Access Innovations, a leading data management firm, has partnered with AIP Publishing LLC, one of the world’s largest physical science publishers, to produce a comprehensive list of about 980,000 discrete academic authors and 33,000 institutions involved in publishing physics papers worldwide. Dating back to the early 20th century, the complete dataset contains more than 800,000 articles.
Marjorie M.K. Hlava, president of Access Innovations, said the project provides a basis for reliable, accurate retrieval of records by author name.
Access Innovations used the peripheral metadata about each author in a sophisticated disambiguation process taking into account dates, affiliations, and subject areas to determine which authors were duplicated with variations. The data was then subjected to human editorial review to refine the process.
Each author or affiliation record includes a full list of the available DOIs (digital object identifiers) for every article from that source in the AIP collection. The result is a database of publishing physicists complete with a record of affiliations, areas of expertise, papers published, and co-authors.
The original list of 5.5 million potential names resulted in about 980,000 unique author records. “The first challenge was to figure out who was who,” noted Bob Kasenchak, project manager for Access Innovations. “I’m sure you can imagine just how many people named ‘Robert Smith’ have published an article in a physics journal in the past 100 years. We found over 6,000 authors with the surname “Wang.” In addition, one journal might only use an author’s first initial. Another journal may include an author’s middle initial. We used all of the information and resources available to us in order to better determine unique identities.”
“Because we were able to add subject information and keywords from each individual author’s article, we’re able to create conceptual profiles of an author’s area of expertise,” Hlava explained. “This project is not only a vast improvement to the interconnectivity of the physics publishing community, but it will also better facilitate networking among colleagues.”
Institution records also underwent the same rigorous disambiguation process. From the original set of more than 800,000 articles, about 33,000 universities, laboratories, and other research institutions emerged. “Not only are there many ways of writing ‘Oxford University,’ we also had to contend with colleges that merged, disappeared, or changed names, or which are expressed in languages other than English — as well as those institutions in countries that no longer exist,” Kasenchak explained. “For example, South China Normal University used to be called Guangdong Teacher’s College, and before that, it was known as the Education College of Xiangqin.”

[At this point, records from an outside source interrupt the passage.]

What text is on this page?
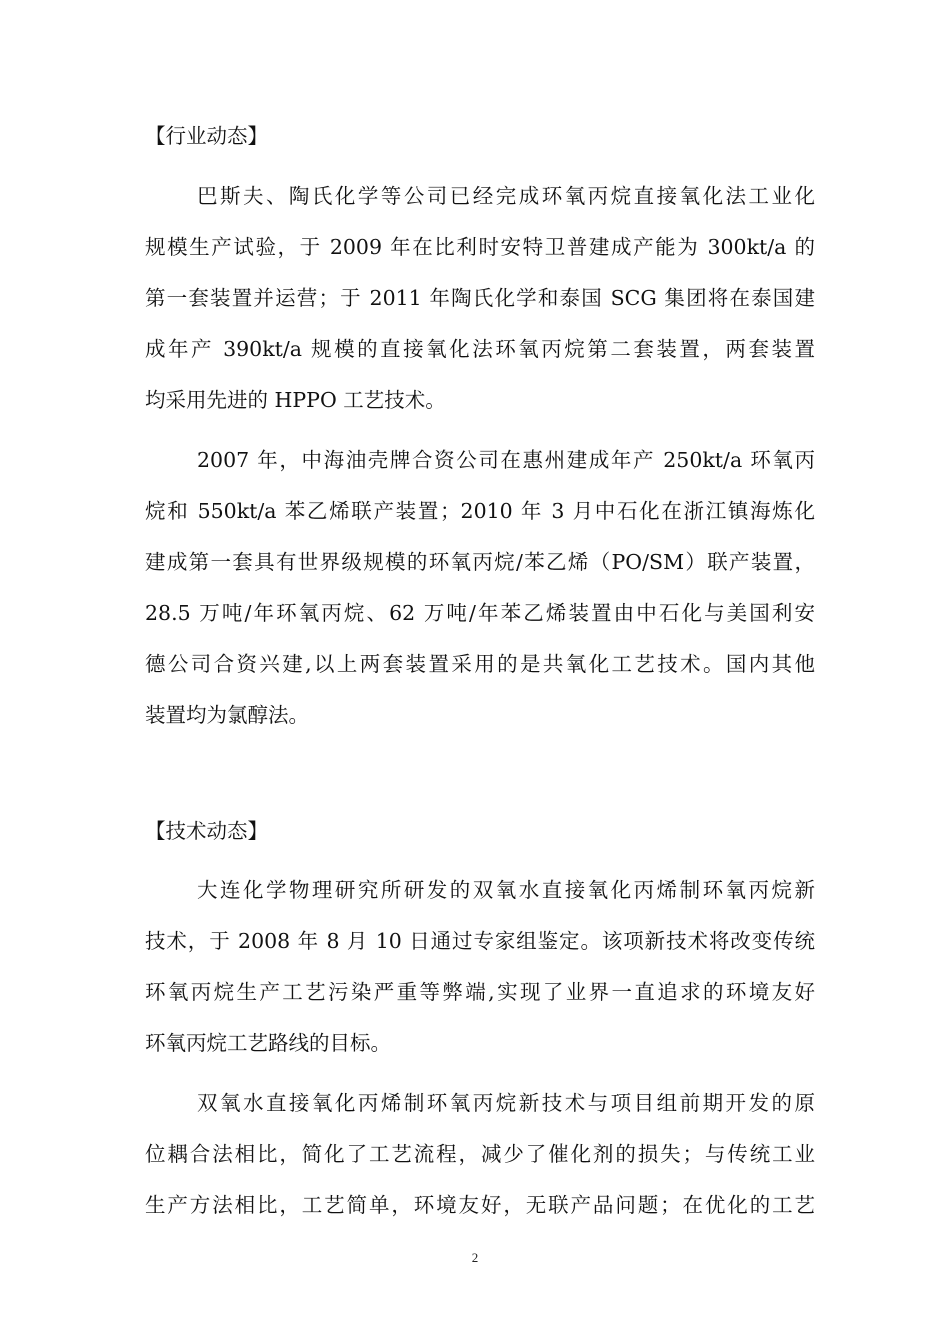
【行业动态】
巴斯夫、陶氏化学等公司已经完成环氧丙烷直接氧化法工业化
规模生产试验，于 2009 年在比利时安特卫普建成产能为 300kt/a 的
第一套装置并运营；于 2011 年陶氏化学和泰国 SCG 集团将在泰国建
成年产 390kt/a 规模的直接氧化法环氧丙烷第二套装置，两套装置
均采用先进的 HPPO 工艺技术。
2007 年，中海油壳牌合资公司在惠州建成年产 250kt/a 环氧丙
烷和 550kt/a 苯乙烯联产装置；2010 年 3 月中石化在浙江镇海炼化
建成第一套具有世界级规模的环氧丙烷/苯乙烯（PO/SM）联产装置，
28.5 万吨/年环氧丙烷、62 万吨/年苯乙烯装置由中石化与美国利安
德公司合资兴建,以上两套装置采用的是共氧化工艺技术。国内其他
装置均为氯醇法。
【技术动态】
大连化学物理研究所研发的双氧水直接氧化丙烯制环氧丙烷新
技术，于 2008 年 8 月 10 日通过专家组鉴定。该项新技术将改变传统
环氧丙烷生产工艺污染严重等弊端,实现了业界一直追求的环境友好
环氧丙烷工艺路线的目标。
双氧水直接氧化丙烯制环氧丙烷新技术与项目组前期开发的原
位耦合法相比，简化了工艺流程，减少了催化剂的损失；与传统工业
生产方法相比，工艺简单，环境友好，无联产品问题；在优化的工艺
2
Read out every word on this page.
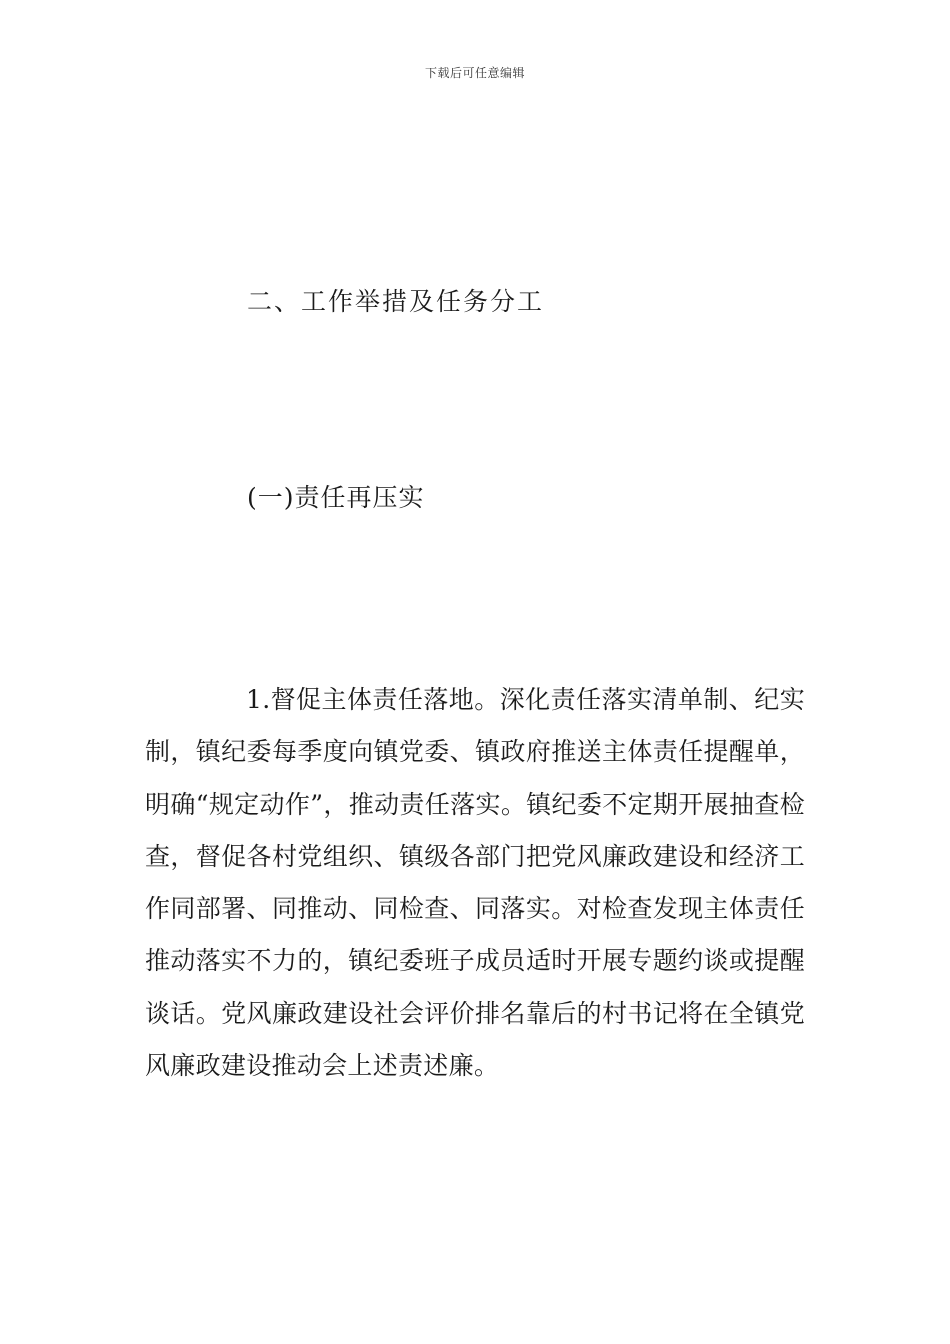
下载后可任意编辑
二、工作举措及任务分工
(一)责任再压实

1.督促主体责任落地。深化责任落实清单制、纪实制，镇纪委每季度向镇党委、镇政府推送主体责任提醒单，明确“规定动作”，推动责任落实。镇纪委不定期开展抽查检查，督促各村党组织、镇级各部门把党风廉政建设和经济工作同部署、同推动、同检查、同落实。对检查发现主体责任推动落实不力的，镇纪委班子成员适时开展专题约谈或提醒谈话。党风廉政建设社会评价排名靠后的村书记将在全镇党风廉政建设推动会上述责述廉。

“This project, when incorporated into AIP Publishing’s Scitation platform, will improve the interconnectivity among publishing physicists around the globe,” said Evan Owens, CIO, AIP Publishing. “The next step is to have our users utilize the profiles that have been created and provide feedback that will help us identify areas where additional refinements to the process are needed.”
Founded in 1978, Access Innovations has extensive experience with Internet technology applications, master data management, database creation, thesaurus/taxonomy creation, and semantic integration. The Access Innovations Data Harmony software includes automatic indexing, thesaurus management, an XML Intranet System (XIS), and metadata extraction for content creation developed to meet production environment needs. Data Harmony is used by publishers, governments, and corporate clients throughout the world.
About AIP Publishing – http://journals.aip.org
AIP Publishing LLC is a scholarly publisher in the physical and related sciences, providing the global science community with a comprehensive collection of highly cited peer reviewed scientific information. Accessed by researchers at nearly 4,000 institutions worldwide, AIP Publishing’s portfolio of 17 journals includes prestigious titles such as Applied Physics Letters, Journal of Applied Physics and The Journal of Chemical Physics, and the AIP Conference Proceedings. AIP Publishing LLC is a wholly-owned subsidiary of the American Institute of Physics, and publishes on behalf of several of AIP’s Member Societies and other publishing partners.